Based on the 2008 law, 10 percent of the state’s energy is required to come from renewable sources by the end of 2015.
“All reports and indications are that it will happen this year,” he said.
Occhipinti is in agreement with Snyder that the state’s best investment toward its energy future is in focusing on eliminating energy waste.
“Energy efficiency is by far the cheapest, cleanest and most easily deployed source of energy to Michiganders,” Occhipinti said.
“We hear lots about the low price of natural gas right now, the plummeting price of wind, standards around coal — and that is all happening, but nothing can compete with energy efficiency at this point. The data bears it out in Michigan and nationally,” he said.
Businesses can certainly benefit from energy waste elimination. Some of the benefits are increased property values, decreased operating costs and a more comfortable environment for employees.
Michigan Public Service Commission released a report in February showing how Michigan’s renewable energy standard has impacted employment in the state.
The report pointed to findings based on the 2013 Energy Cluster Workforce Updates analysis conducted by the Michigan Workforce Development Agency and Bureau of Labor Market Information and Strategic Initiatives, which found the Energy Cluster grew from 6,775 jobs in 2005 to 8,200 jobs in 2013, and a 2014 analysis that suggests the overall Energy Cluster is expected to grow 7.1 percent between 2010 and 2020.
Occhipinti said the 2008 law is the driving force for the progress being made, and he is concerned any plan that does not include mandates for the future will dampen the momentum.
“This state law is the driving force for those energy efficiency investments, most of which come through the utilities: Consumers (Energy) and DTE,” he said.
In addition to Snyder’s plan, there are three other plans that have been introduced in some form in Lansing as a replacement to the sun-setting 2008 law.
Occhipinti said a plan introduced by state Democrats calls for an increase in the renewable energy standard from 10 percent to 20 percent by 2022, and raises the energy optimization standard to 2 percent.
Michigan Sen.
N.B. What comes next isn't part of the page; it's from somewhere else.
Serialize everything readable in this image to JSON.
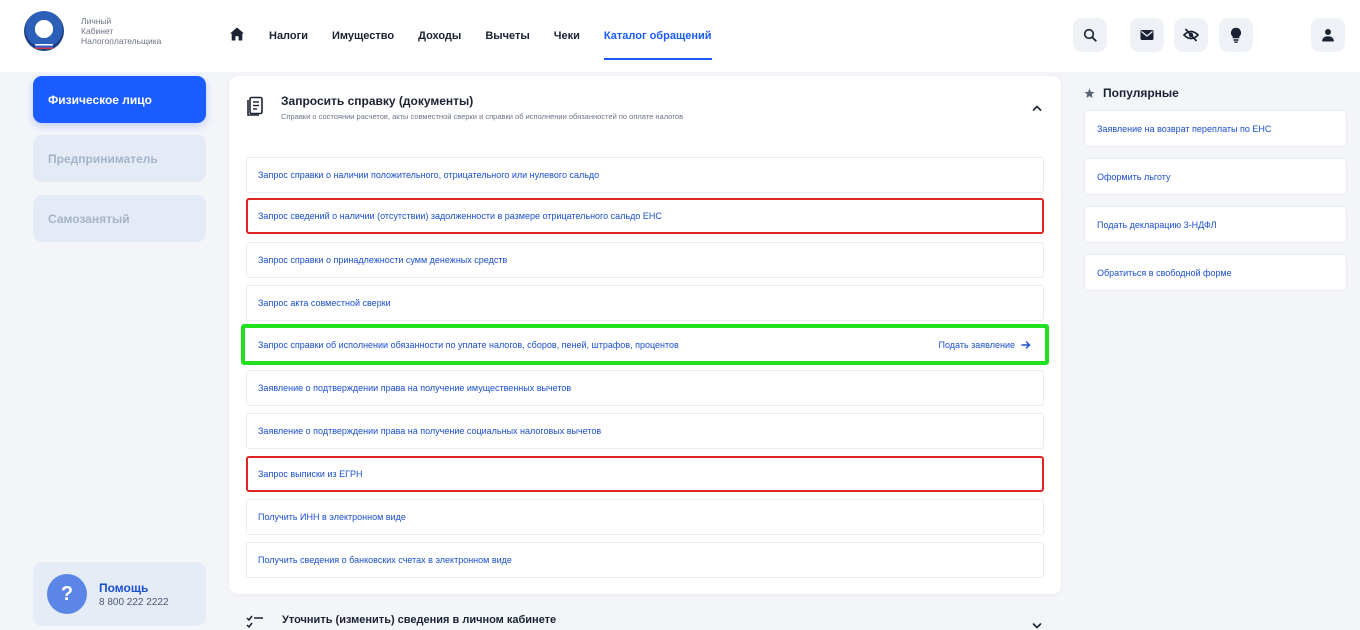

Mike Nofs, chair of the Energy and Technology Committee, and Michigan Rep. Aric Nesbitt, chair of the Committee on Energy Policy, have proposed plans that would essentially allow the 2008 law to plateau without any new mandates related to the renewable energy standard and energy optimization standard.
Occhipinti said there has also been discussion around creating an integrated resources planning process. Utilities would present a plan for their portfolio of energy generation every three to five years.
“The idea is, through a planning process, you could find out what rises to the top in terms of reliability, affordability and cost,” Occhipinti said. “Presumably, if you had a fair, integrated resource planning process, because energy efficiency is so much cheaper it would rise to the top, as would clean energy.”
But Occhipinti is skeptical that integrated resource planning on its own is the right path for Michigan.
“Unfortunately, I think integrated resource planning on its own doesn’t exactly accomplish that, (based on) studies of how it’s happening nationally,” he said. “With something like a mandate for energy efficiency and renewable energy undergirding it, I think those two would complement each other very well. That would be something WMEAC would support.”
Currently, Occhipinti said the state government is pushing to have a detailed plan ready by the end of summer.
“This is setting the future policy for energy in Michigan,” he said.